Moreover, the inspiration for the Church's long-standing antipathy to all forms of blood punishment, including the death penalty, did not come from the human sciences ... but from [the] discipline of theology. The decisive argument had to do with the risk to the immortal soul believed to be associated with the shedding of human blood. Although this was a theological argument developed by the Latin fathers of late antiquity, it was taken up by the canon lawyers of the 12th and 13th centuries, who made it the cornerstone of the new concept of voluntary homicide.

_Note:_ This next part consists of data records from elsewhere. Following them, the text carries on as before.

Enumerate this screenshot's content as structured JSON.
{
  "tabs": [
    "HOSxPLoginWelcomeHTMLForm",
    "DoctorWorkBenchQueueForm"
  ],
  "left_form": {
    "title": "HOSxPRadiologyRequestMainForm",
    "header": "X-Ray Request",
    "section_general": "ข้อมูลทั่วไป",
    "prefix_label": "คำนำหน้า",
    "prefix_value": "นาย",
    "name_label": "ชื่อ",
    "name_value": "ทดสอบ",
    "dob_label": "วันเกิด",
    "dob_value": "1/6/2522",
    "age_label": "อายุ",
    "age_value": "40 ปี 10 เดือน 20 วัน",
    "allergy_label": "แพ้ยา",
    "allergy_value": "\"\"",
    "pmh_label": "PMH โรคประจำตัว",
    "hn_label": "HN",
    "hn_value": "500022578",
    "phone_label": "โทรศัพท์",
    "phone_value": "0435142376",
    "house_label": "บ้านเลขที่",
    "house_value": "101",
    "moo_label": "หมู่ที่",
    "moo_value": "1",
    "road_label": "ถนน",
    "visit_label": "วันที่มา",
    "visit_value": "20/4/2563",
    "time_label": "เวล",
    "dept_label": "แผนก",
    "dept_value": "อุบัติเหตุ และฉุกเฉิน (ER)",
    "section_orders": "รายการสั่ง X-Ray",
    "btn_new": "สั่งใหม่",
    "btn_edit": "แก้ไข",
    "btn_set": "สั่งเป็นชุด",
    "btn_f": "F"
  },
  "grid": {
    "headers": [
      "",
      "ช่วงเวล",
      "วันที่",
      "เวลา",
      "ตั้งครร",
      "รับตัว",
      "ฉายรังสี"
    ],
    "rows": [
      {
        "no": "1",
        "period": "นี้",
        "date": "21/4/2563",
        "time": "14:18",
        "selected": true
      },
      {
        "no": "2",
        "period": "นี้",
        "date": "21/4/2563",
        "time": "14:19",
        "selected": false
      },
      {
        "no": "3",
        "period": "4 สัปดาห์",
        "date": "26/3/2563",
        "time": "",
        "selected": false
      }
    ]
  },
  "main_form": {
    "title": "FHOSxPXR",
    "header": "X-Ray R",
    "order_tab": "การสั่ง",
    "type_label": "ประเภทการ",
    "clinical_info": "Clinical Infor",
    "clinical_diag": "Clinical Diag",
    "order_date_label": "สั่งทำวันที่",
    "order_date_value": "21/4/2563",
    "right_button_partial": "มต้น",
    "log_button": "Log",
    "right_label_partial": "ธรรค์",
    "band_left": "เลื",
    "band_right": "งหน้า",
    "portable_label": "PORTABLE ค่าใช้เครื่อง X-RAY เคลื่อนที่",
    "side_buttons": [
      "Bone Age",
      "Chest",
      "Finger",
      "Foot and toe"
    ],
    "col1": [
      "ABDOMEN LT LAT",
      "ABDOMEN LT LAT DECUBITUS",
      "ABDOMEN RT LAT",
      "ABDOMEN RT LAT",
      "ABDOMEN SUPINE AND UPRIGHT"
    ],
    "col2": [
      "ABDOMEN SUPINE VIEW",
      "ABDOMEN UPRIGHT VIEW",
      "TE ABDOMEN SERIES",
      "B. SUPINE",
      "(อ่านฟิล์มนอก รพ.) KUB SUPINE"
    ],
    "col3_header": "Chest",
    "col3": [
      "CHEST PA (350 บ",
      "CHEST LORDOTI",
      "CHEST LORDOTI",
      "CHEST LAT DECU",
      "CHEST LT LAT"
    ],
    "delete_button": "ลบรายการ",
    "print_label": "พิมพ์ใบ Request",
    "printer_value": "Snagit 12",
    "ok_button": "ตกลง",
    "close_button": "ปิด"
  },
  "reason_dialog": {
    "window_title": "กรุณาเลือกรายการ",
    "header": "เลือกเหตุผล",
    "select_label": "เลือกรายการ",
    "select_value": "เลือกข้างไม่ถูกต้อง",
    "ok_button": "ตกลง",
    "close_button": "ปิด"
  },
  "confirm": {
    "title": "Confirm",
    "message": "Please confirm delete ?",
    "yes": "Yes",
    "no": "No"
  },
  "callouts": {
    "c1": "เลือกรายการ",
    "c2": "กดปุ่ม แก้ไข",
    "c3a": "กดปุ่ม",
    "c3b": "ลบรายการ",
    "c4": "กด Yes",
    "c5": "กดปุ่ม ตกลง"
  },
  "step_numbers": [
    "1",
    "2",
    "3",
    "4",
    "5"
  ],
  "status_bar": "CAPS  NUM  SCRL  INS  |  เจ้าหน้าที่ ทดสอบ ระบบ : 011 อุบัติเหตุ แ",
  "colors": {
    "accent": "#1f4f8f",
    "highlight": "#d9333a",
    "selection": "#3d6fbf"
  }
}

Because the medieval canonists defined the mortal sin of homicide as including all forms of negligent and unjustified killing (as well as otherwise lawful killings done with an improper motive), Pope Innocent III, who convened the Fourth Lateran Council, decided that the only safe course was to ban priestly involvement in any procedure, whether judicial or surgical, which entailed the risk of wrongful killing thus defined, thereby effectively bringing to an end the centuries-old practice of trial by fire and water and inaugurating the Church's long and honourable association with an enlightened penology of rehabilitation.
... [It] is depressing, if sadly predictable, to learn that theological studies in the modern age do not appear to include an appreciation of the enduring contribution to legal civilisation made by the Catholic theologians and canon lawyers of the medieval period.
Is it any wonder that the new pontiff, himself a distinguished theologian, seems to view the blinding certainties of its practitioners with modified rapture? - Yours etc.,
Prof FINBARR McAULEY, Faculty of Law, UCD, Dublin 4.